The lesion detection approach is proposed based on the segmentation result obtained with the 3D U-Net model. Unlike the segmentation assessment, the detection assessment of LNs was focused on the suspicious LNs in the testing set and external dataset. This is because the detection of small LNs (short diameter < 0.8 cm) is of little clinical significance. In the external dataset, in addition to the detection and segmentation assessment of 3D U-Net, we evaluated the clinical application value of the model in the evaluation of suspicious LNs by comparing the consistency of LN staging (N0 or N1) between different readers. Cohen’s kappa coefficient between the model and expert radiologist was significantly higher than that between the resident and expert radiologist (0.922 vs. 0.844), which confirmed the feasibility of its clinical application and the possibility of becoming a promising tool for improving the diagnostic accuracy of LN staging for less experienced residents.
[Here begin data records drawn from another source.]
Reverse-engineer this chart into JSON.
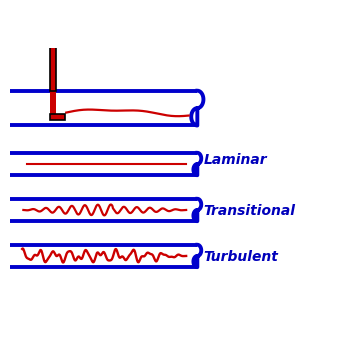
{
  "blue": "#0000CC",
  "red": "#CC0000",
  "white": "#FFFFFF",
  "black": "#000000",
  "label_color": "#0000BB",
  "bg_color": "#FFFFFF",
  "label_laminar": "Laminar",
  "label_transitional": "Transitional",
  "label_turbulent": "Turbulent",
  "label_fontsize": 10,
  "figsize": [
    3.5,
    3.42
  ],
  "dpi": 100,
  "xlim": [
    0,
    10
  ],
  "ylim": [
    0,
    10
  ]
}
Serval limitations need to be pointed out in this study. First, the current algorithm cannot provide the exact anatomical location of a particular LN, and a future CNN trained with multiclass annotations of different regional LNs (obturator nodes, external iliac nodes, internal iliac nodes, and common iliac nodes) may be helpful for anatomical location. Second, the 3D U-Net detects, segments and measures LNs larger than 0.8 cm in the short axis but does not render a diagnosis of metastatic LNs. Here, LNs suspicious of metastasis were diagnosed based on their short diameter, which is of reference value to some extent but cannot represent true metastatic LNs. More LN information from PET/CT, MR lymphography or pelvic LN dissection may be necessary for reliable metastatic LN diagnosis. Third, we confined our proof-of-concept study to the pelvic area, but it should be extended to the whole body in the future. A further step towards a faster and comprehensive automated analysis that provides a global tumour burden in PCa patients is the detection and quantification of PCa lesions and skeletal metastases. Last, more data inclusion is necessary for construction of a more robust segmentation model, and multicentre data should be collected to further consolidate the generalization ability of our model.
In conclusion, this study confirmed the feasibility of the 3D U-Net CNN for automated detection and segmentation of LNs on pelvic DWI images. This may present a promising step towards a clinically helpful deep learning-based tool that can provide a comprehensive and objective assessment of tumour burden in PCa patients.